Set to coincide with the 50th anniversary of the inception of hip-hop, The Universal Hip Hop Museum is slated to open to the public in 2023.
The museum will house numerous artifacts and interactive displays across 50,000 square feet in Bronx Point, along the Harlem River in the Bronx.
Widely regarded as the home of hip-hop, the Bronx witnessed the evolution of the genre during the 70s. Credited to DJ Kool Herc in 1973,then Clive Campbell, who was DJing his sister’s back-to-school party at 1520 Sedgwick Avenue, a Mitchell Llama building in the Bronx neighborhood of Morris Heights, hip-hop’s rightful home is undoubtedly the streets of New York City.

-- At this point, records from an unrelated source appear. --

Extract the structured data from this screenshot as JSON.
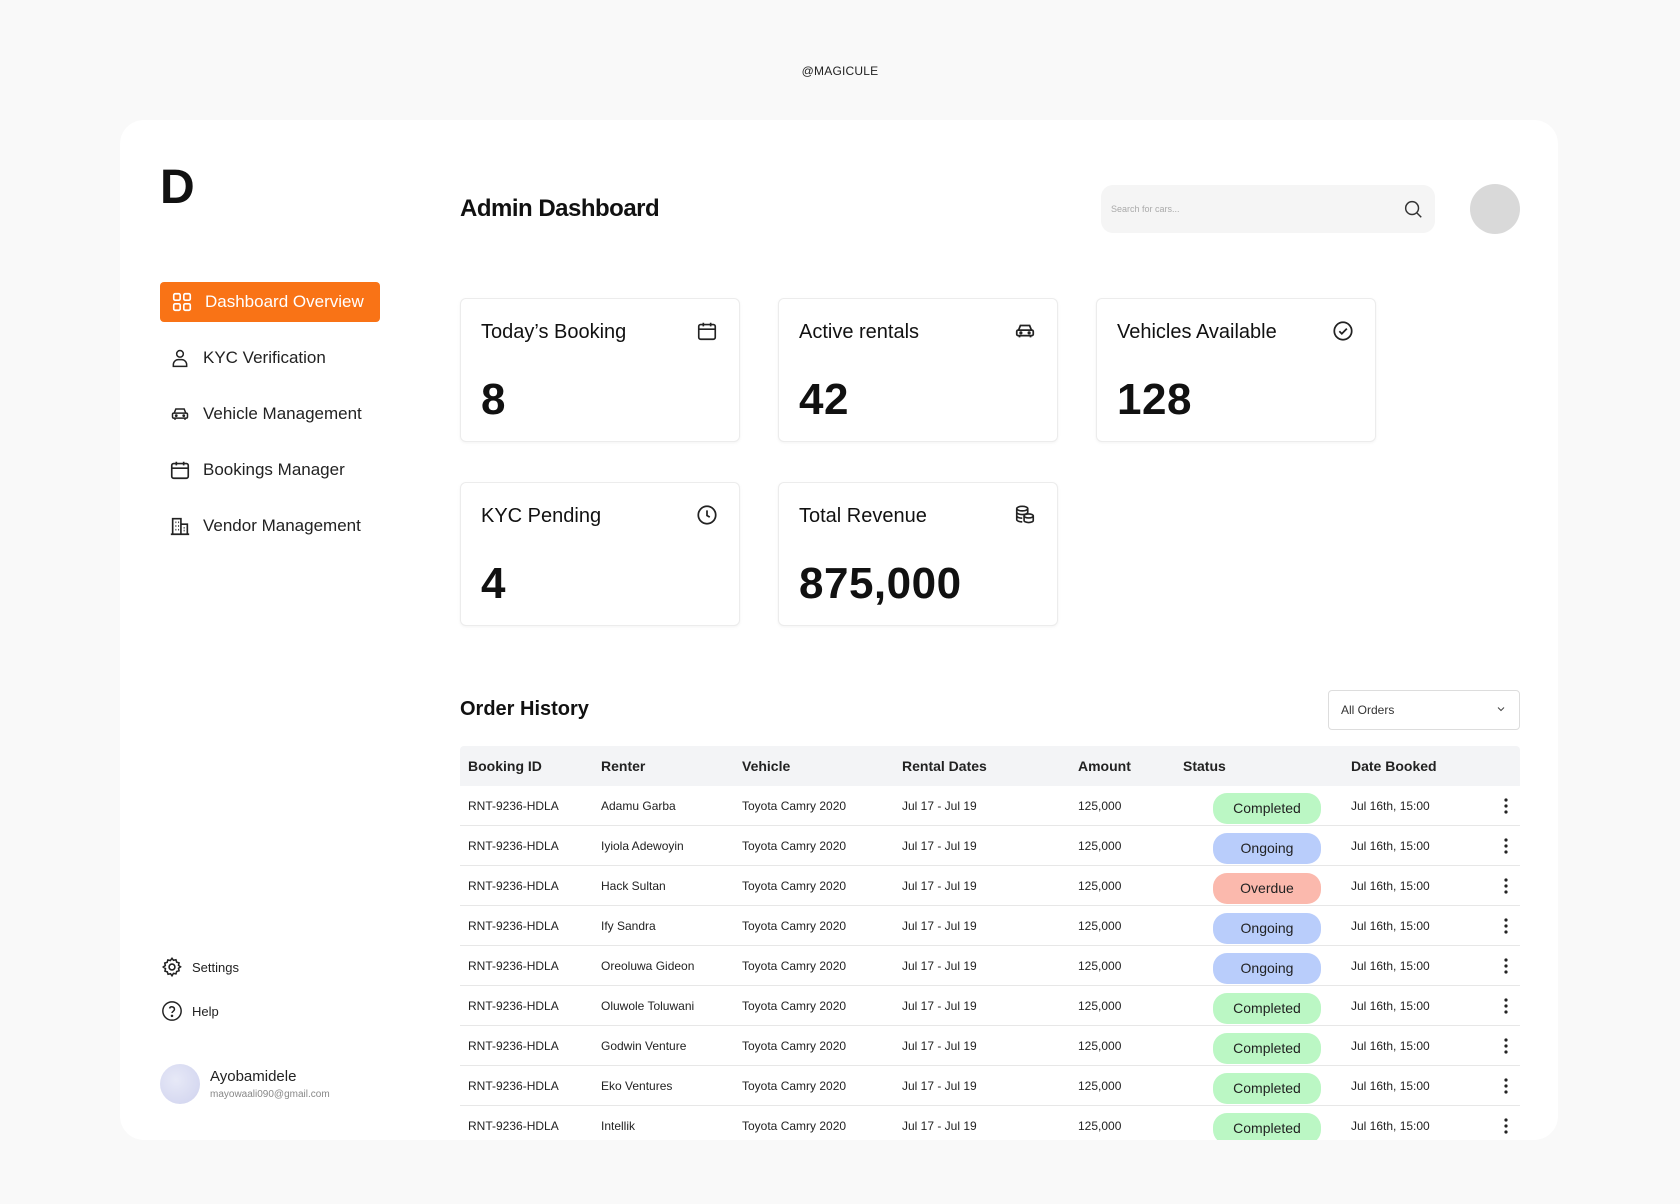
{
  "watermark": "@MAGICULE",
  "brand": {
    "logo": "D"
  },
  "nav": {
    "items": [
      {
        "label": "Dashboard Overview",
        "icon": "grid-icon",
        "active": true
      },
      {
        "label": "KYC Verification",
        "icon": "user-icon"
      },
      {
        "label": "Vehicle Management",
        "icon": "car-icon"
      },
      {
        "label": "Bookings Manager",
        "icon": "calendar-icon"
      },
      {
        "label": "Vendor Management",
        "icon": "building-icon"
      }
    ],
    "active_color": "#f97316"
  },
  "bottom_nav": {
    "settings": "Settings",
    "help": "Help"
  },
  "user": {
    "name": "Ayobamidele",
    "email": "mayowaali090@gmail.com"
  },
  "header": {
    "title": "Admin Dashboard",
    "search_placeholder": "Search for cars..."
  },
  "stats": {
    "todays_booking": {
      "label": "Today’s Booking",
      "value": "8",
      "icon": "calendar-icon"
    },
    "active_rentals": {
      "label": "Active rentals",
      "value": "42",
      "icon": "car-icon"
    },
    "vehicles_available": {
      "label": "Vehicles Available",
      "value": "128",
      "icon": "check-circle-icon"
    },
    "kyc_pending": {
      "label": "KYC Pending",
      "value": "4",
      "icon": "clock-icon"
    },
    "total_revenue": {
      "label": "Total Revenue",
      "value": "875,000",
      "icon": "coins-icon"
    }
  },
  "orders": {
    "title": "Order History",
    "filter": "All Orders",
    "columns": [
      "Booking ID",
      "Renter",
      "Vehicle",
      "Rental Dates",
      "Amount",
      "Status",
      "Date Booked"
    ],
    "status_colors": {
      "Completed": "#bbf7c4",
      "Ongoing": "#b9cdfb",
      "Overdue": "#fbb9ad"
    },
    "rows": [
      {
        "id": "RNT-9236-HDLA",
        "renter": "Adamu Garba",
        "vehicle": "Toyota Camry 2020",
        "dates": "Jul 17 - Jul 19",
        "amount": "125,000",
        "status": "Completed",
        "booked": "Jul 16th, 15:00"
      },
      {
        "id": "RNT-9236-HDLA",
        "renter": "Iyiola Adewoyin",
        "vehicle": "Toyota Camry 2020",
        "dates": "Jul 17 - Jul 19",
        "amount": "125,000",
        "status": "Ongoing",
        "booked": "Jul 16th, 15:00"
      },
      {
        "id": "RNT-9236-HDLA",
        "renter": "Hack Sultan",
        "vehicle": "Toyota Camry 2020",
        "dates": "Jul 17 - Jul 19",
        "amount": "125,000",
        "status": "Overdue",
        "booked": "Jul 16th, 15:00"
      },
      {
        "id": "RNT-9236-HDLA",
        "renter": "Ify Sandra",
        "vehicle": "Toyota Camry 2020",
        "dates": "Jul 17 - Jul 19",
        "amount": "125,000",
        "status": "Ongoing",
        "booked": "Jul 16th, 15:00"
      },
      {
        "id": "RNT-9236-HDLA",
        "renter": "Oreoluwa Gideon",
        "vehicle": "Toyota Camry 2020",
        "dates": "Jul 17 - Jul 19",
        "amount": "125,000",
        "status": "Ongoing",
        "booked": "Jul 16th, 15:00"
      },
      {
        "id": "RNT-9236-HDLA",
        "renter": "Oluwole Toluwani",
        "vehicle": "Toyota Camry 2020",
        "dates": "Jul 17 - Jul 19",
        "amount": "125,000",
        "status": "Completed",
        "booked": "Jul 16th, 15:00"
      },
      {
        "id": "RNT-9236-HDLA",
        "renter": "Godwin Venture",
        "vehicle": "Toyota Camry 2020",
        "dates": "Jul 17 - Jul 19",
        "amount": "125,000",
        "status": "Completed",
        "booked": "Jul 16th, 15:00"
      },
      {
        "id": "RNT-9236-HDLA",
        "renter": "Eko Ventures",
        "vehicle": "Toyota Camry 2020",
        "dates": "Jul 17 - Jul 19",
        "amount": "125,000",
        "status": "Completed",
        "booked": "Jul 16th, 15:00"
      },
      {
        "id": "RNT-9236-HDLA",
        "renter": "Intellik",
        "vehicle": "Toyota Camry 2020",
        "dates": "Jul 17 - Jul 19",
        "amount": "125,000",
        "status": "Completed",
        "booked": "Jul 16th, 15:00"
      }
    ]
  }
}
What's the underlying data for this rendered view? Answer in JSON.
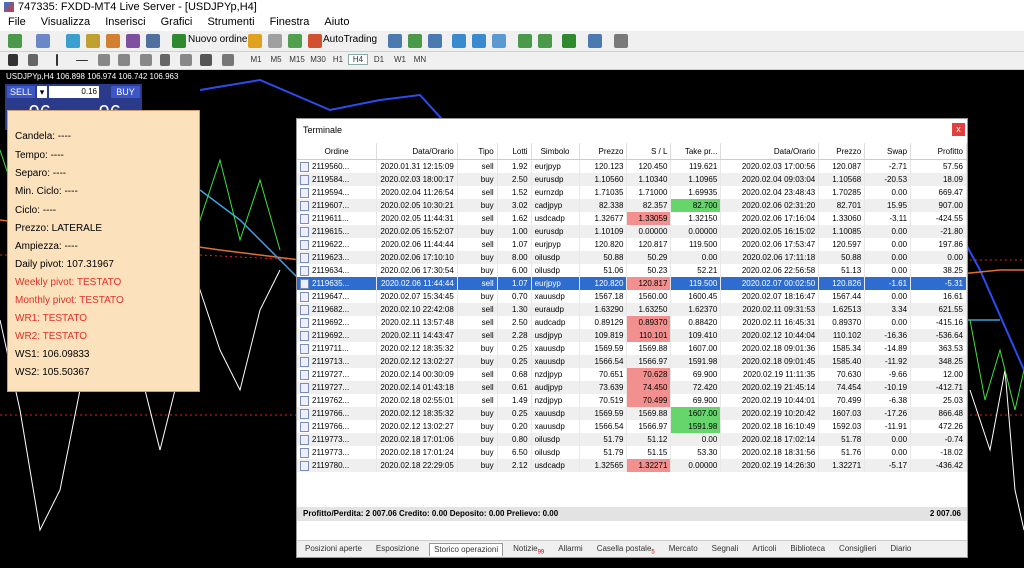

Set to span across two floors, the museum will allow visitors to immerse themselves in history, spin records in a DJ booth, visit a recording studio, project their drawings on the building, and take the stage with some of hip hop’s biggest icons.
Hip-hop legend and chairman of the board of the Universal Hip-Hop Museum, Kurtis Blow says “there are a lot of untold stories, human interest stories that will be in the museum.” He continues on the UHHM website, “it is just going to be an awesome, awesome piece of history for this culture.”
Joining him on the board is Public Enemy’s Chuck D. “The credibility he brings to our team is mammoth,” Blow said. “He also understands the importance of the UHHM and vows to let the world know via a star-studded celebrity board in the near future. Flame on!”
Set to be the most significant permanent celebration of the culture yet, the leadup to the opening coincides with Nielsen reporting that hip-hop has, for the first time in history, surpassed rock as the most popular genre in the United States.
On February 13, 2019 plans to break ground for the museum were confirmed on the location along the Harlem River at 65 E. 149th St., just south of Yankee Stadium.